On October 30, 1830, Ecuador's new leader General Flores made him the general director of the Estudios de Quito. He resigned this post in 1832, but was reappointed to it in 1837 by President Rocafuerte. While in this position, he formulated the Rules of Public Education, the first serious work on this subject in Ecuador.

He was senator for Pinchincha in 1836 and representative to Congress in 1843.

In February 1846, the President of the Republic, Dr. Vicente Ramón Roca, appointed him Minister of the Interior and Foreign Affairs, but he resigned in November 1847. Retired from politics and public life, he died in Quito, October 1, 1853.

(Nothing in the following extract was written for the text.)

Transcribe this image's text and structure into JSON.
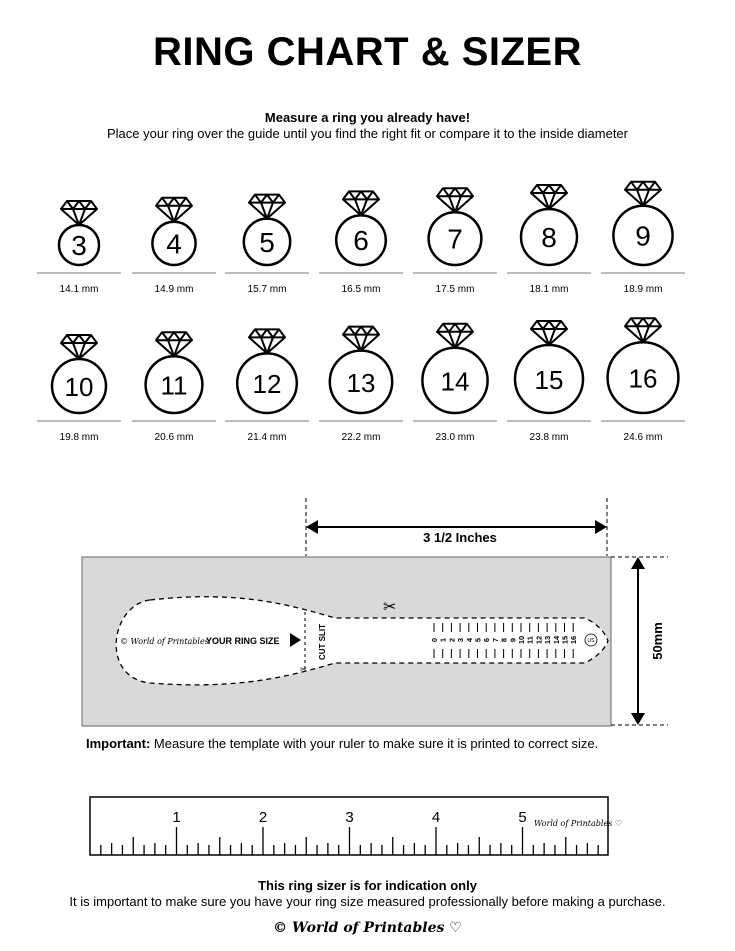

Despite his prominence and the important part he played in creating Ecuadorian jurisprudence, he left no personal writings.

=== Family ===
He was very well regarded by Simon Bolivar, who sought his council on important issues. One of his daughters, Josefa, married José Maria Sáenz, the brother of Bolivar's mistress, Manuela Sáenz (who was from a prominent Quito family). Another, Manuela, married Bolivar's French aide-de-camp Charles Eloi Demarquet (their descendants include the French jurist and academician Jean-Jacques Chevallier). His wife, Carmen Gomez de la Torre, was also from a prominent family. All three families left many descendants in Quito.